Metabolismo hepático

Como há metabolismo no fígado, remédios que alteram enzimas hepáticas podem influenciar níveis de clorpromazina. Sempre que iniciar, suspender ou ajustar outro medicamento, informe o time de saúde.

Perfil de segurança: efeitos adversos e sinais de alerta

Todo medicamento pode causar efeitos colaterais. Muitas vezes eles são leves e transitórios, mas alguns exigem avaliação rápida. A seguir estão efeitos possíveis e sinais de alerta para procurar atendimento.

Efeitos adversos comuns (podem ocorrer)

  • Sonolência e lentificação;
  • Tontura (especialmente ao levantar);
  • Hipotensão ortostática (queda de pressão ao mudar de posição);
  • Boca seca e constipação;
  • Visão turva ou desconforto ocular;
  • Aumento de apetite em algumas pessoas;
  • Alterações hormonais (como aumento de prolactina) dependendo do indivíduo e dose.

Efeitos menos comuns, porém relevantes

  • Reações extrapiramidais: rigidez, tremor, distonia (contrações involuntárias), acatisia (inquietação);
  • Alterações do movimento persistentes em casos raros (discinesia tardia);
  • Alterações metabólicas (peso, glicemia, lipídios) ao longo do tempo, conforme resposta individual;
  • Alterações do ritmo cardíaco em situações específicas, geralmente exigindo avaliação clínica;
  • Problemas sanguíneos raros (ex.: queda de células do sangue), que precisam de monitoramento quando indicado.

Sinais de alerta: procure atendimento rapidamente

  • Febre alta, rigidez muscular importante, confusão e alterações de consciência;
  • Desmaio, palpitações fortes, dor no peito ou falta de ar;
  • Movimentos involuntários intensos ou incapacidade de permanecer parado;
  • Reação alérgica: urticária, inchaço de face/lábios, dificuldade para respirar;
  • Sinais de infecção persistente (dependendo do contexto), especialmente se acompanhado de palidez/fraqueza.

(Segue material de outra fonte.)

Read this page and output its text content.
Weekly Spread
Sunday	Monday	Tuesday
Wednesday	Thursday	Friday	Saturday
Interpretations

Segurança em populações específicas

  • Idosos: maior sensibilidade a tontura, quedas e sedação. Pode ser necessário ajuste de dose e monitoramento.
  • Doença hepática: atenção especial ao metabolismo; ajuste e acompanhamento conforme orientação do profissional.
  • Histórico de arritmias ou uso de medicamentos que afetam o ritmo: avaliação cardiológica pode ser necessária.
  • Diabetes e risco metabólico: monitorar peso e exames quando indicado.

Dicas práticas para um uso mais seguro

  • Levante devagar: reduz tontura e risco de queda.
  • Cuidado com direção e máquinas: evite atividades perigosas enquanto houver sonolência.
  • Hidrate-se: especialmente se houver boca seca ou constipação.
  • Observe o funcionamento intestinal: constipação pode ocorrer; ajuste alimentação e informe seu médico.
  • Registre como você se sente: anote horários, efeitos e sintomas para facilitar ajustes terapêuticos.
  • Não compartilhe medicamento: cada esquema é individual.
  • Evite suspensão brusca: converse sobre redução gradual se for necessário.

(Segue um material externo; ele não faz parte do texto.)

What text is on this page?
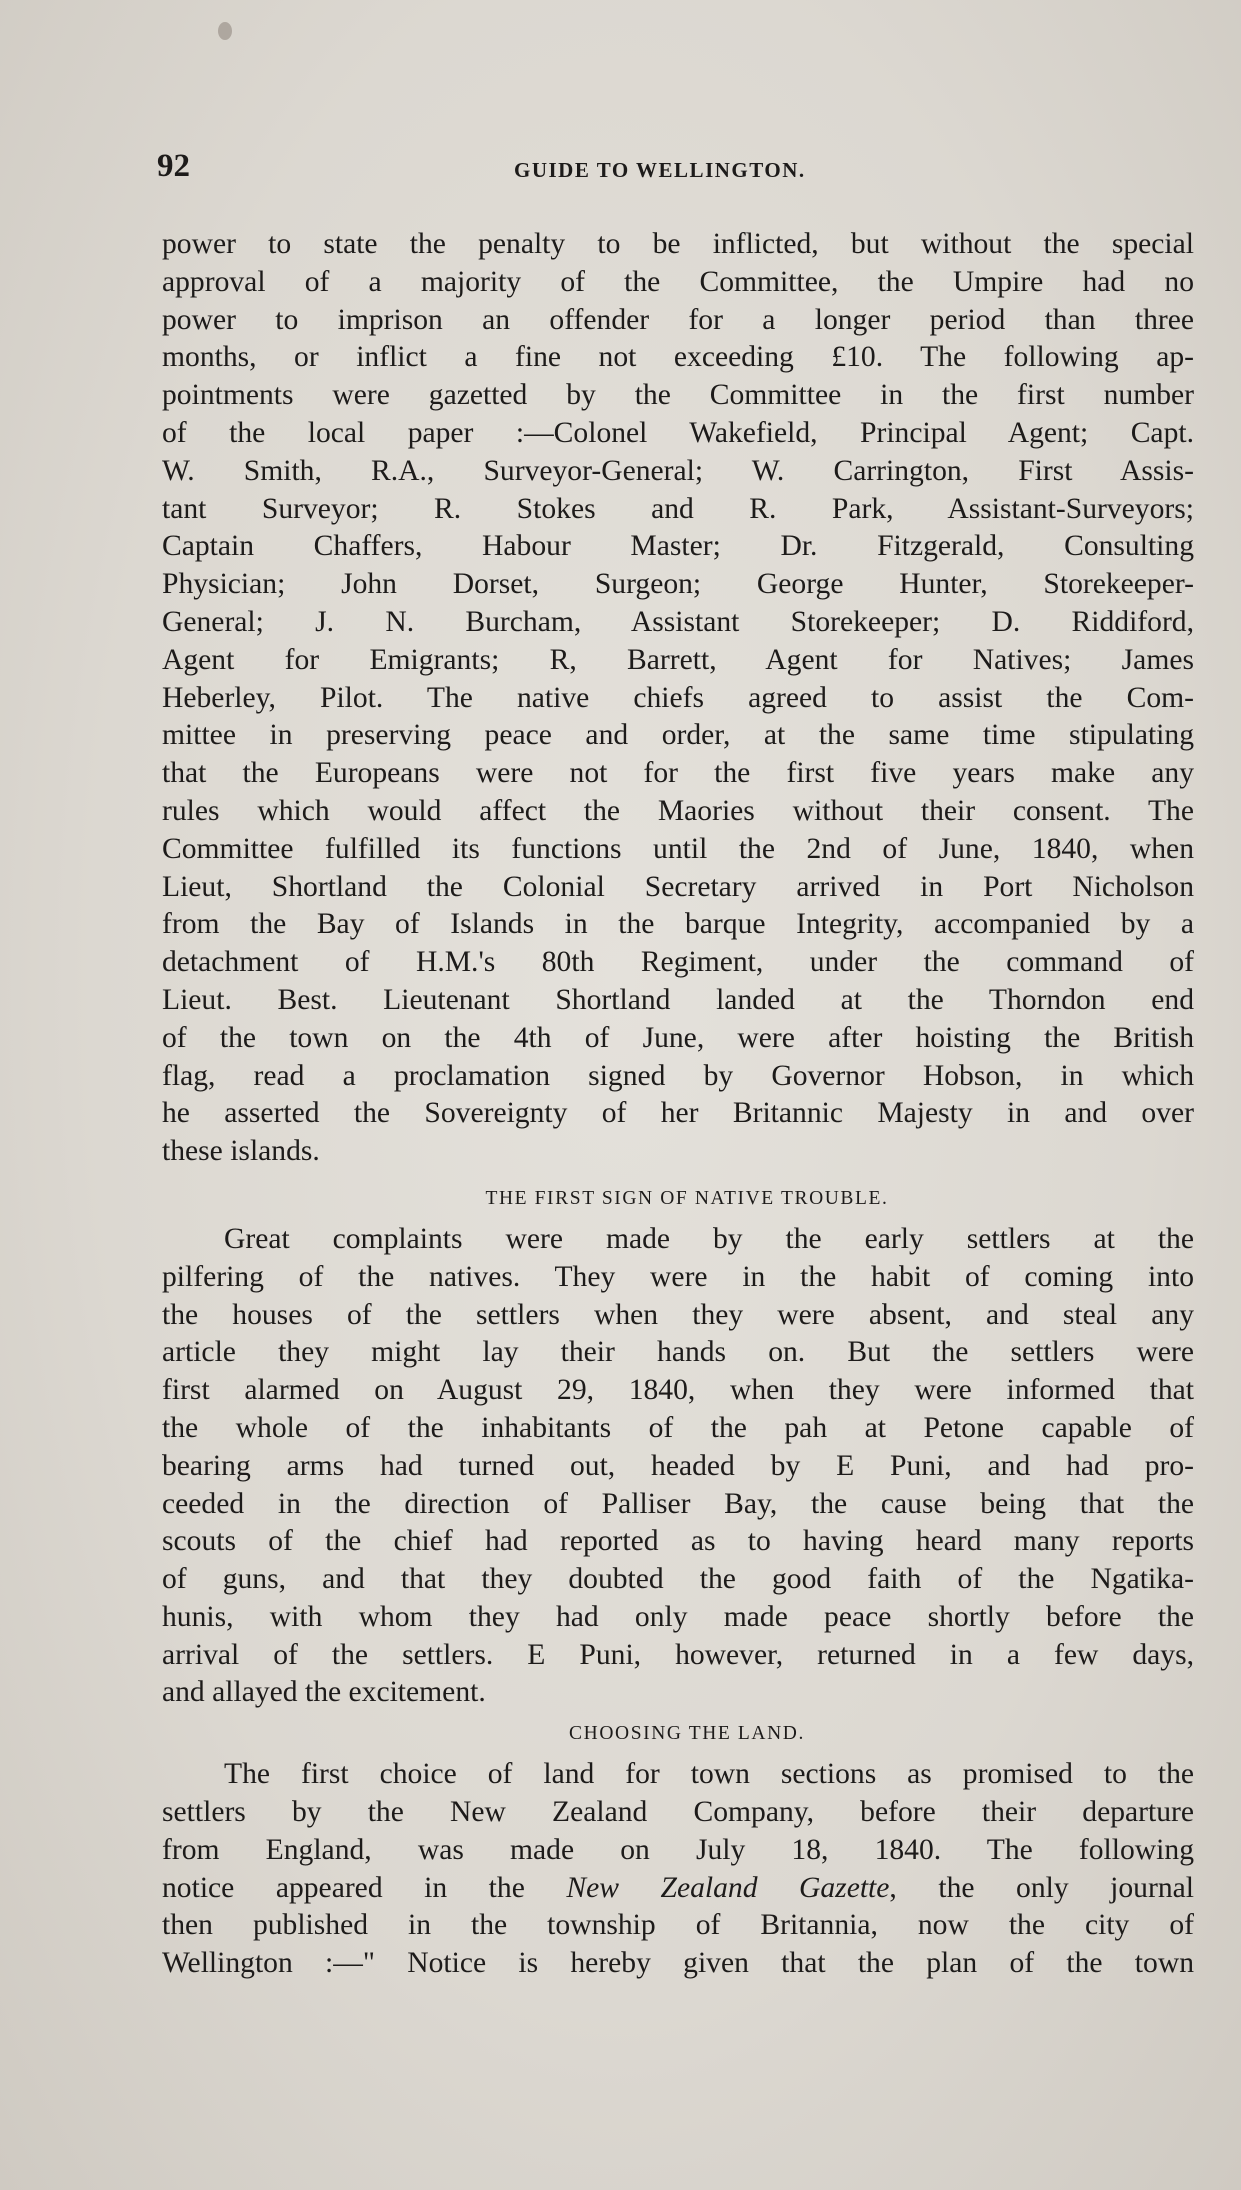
92	GUIDE TO WELLINGTON.
power to state the penalty to be inflicted, but without the special
approval of a majority of the Committee, the Umpire had no
power to imprison an offender for a longer period than three
months, or inflict a fine not exceeding £10. The following ap-
pointments were gazetted by the Committee in the first number
of the local paper :—Colonel Wakefield, Principal Agent; Capt.
W. Smith, R.A., Surveyor-General; W. Carrington, First Assis-
tant Surveyor; R. Stokes and R. Park, Assistant-Surveyors;
Captain Chaffers, Habour Master; Dr. Fitzgerald, Consulting
Physician; John Dorset, Surgeon; George Hunter, Storekeeper-
General; J. N. Burcham, Assistant Storekeeper; D. Riddiford,
Agent for Emigrants; R, Barrett, Agent for Natives; James
Heberley, Pilot. The native chiefs agreed to assist the Com-
mittee in preserving peace and order, at the same time stipulating
that the Europeans were not for the first five years make any
rules which would affect the Maories without their consent. The
Committee fulfilled its functions until the 2nd of June, 1840, when
Lieut, Shortland the Colonial Secretary arrived in Port Nicholson
from the Bay of Islands in the barque Integrity, accompanied by a
detachment of H.M.'s 80th Regiment, under the command of
Lieut. Best. Lieutenant Shortland landed at the Thorndon end
of the town on the 4th of June, were after hoisting the British
flag, read a proclamation signed by Governor Hobson, in which
he asserted the Sovereignty of her Britannic Majesty in and over
these islands.
THE FIRST SIGN OF NATIVE TROUBLE.
Great complaints were made by the early settlers at the
pilfering of the natives. They were in the habit of coming into
the houses of the settlers when they were absent, and steal any
article they might lay their hands on. But the settlers were
first alarmed on August 29, 1840, when they were informed that
the whole of the inhabitants of the pah at Petone capable of
bearing arms had turned out, headed by E Puni, and had pro-
ceeded in the direction of Palliser Bay, the cause being that the
scouts of the chief had reported as to having heard many reports
of guns, and that they doubted the good faith of the Ngatika-
hunis, with whom they had only made peace shortly before the
arrival of the settlers. E Puni, however, returned in a few days,
and allayed the excitement.
CHOOSING THE LAND.
The first choice of land for town sections as promised to the
settlers by the New Zealand Company, before their departure
from England, was made on July 18, 1840. The following
notice appeared in the New Zealand Gazette, the only journal
then published in the township of Britannia, now the city of
Wellington :—" Notice is hereby given that the plan of the town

Alternativas terapêuticas (opções que seu médico pode considerar)

Para o mesmo tipo de condição, existem diferentes classes e moléculas que podem ser consideradas, dependendo do diagnóstico e do perfil de risco. Entre possíveis alternativas (exemplos gerais), podem incluir-se:

  • Outros antipsicóticos típicos ou atípicos;
  • Antidepressivos e ansiolíticos, quando o diagnóstico envolver componentes de humor/ansiedade;
  • Abordagens não farmacológicas (psicoterapia, suporte familiar, medidas de rotina) como complemento.

A escolha da alternativa depende do quadro clínico, resposta prévia, efeitos adversos anteriores, comorbidades e interações. Não altere ou troque por conta própria.

Clorpromazina e contexto de Brasil: disponibilidade e aspectos legais

No Brasil, a disponibilidade de medicamentos pode variar por fabricante e apresentação, e o comércio segue regras sanitárias. Para o público, as etapas de compra costumam incluir validações conforme o tipo de produto e exigências vigentes. O acompanhamento por um profissional de saúde é recomendado por se tratar de medicamento com perfil de efeitos relevantes.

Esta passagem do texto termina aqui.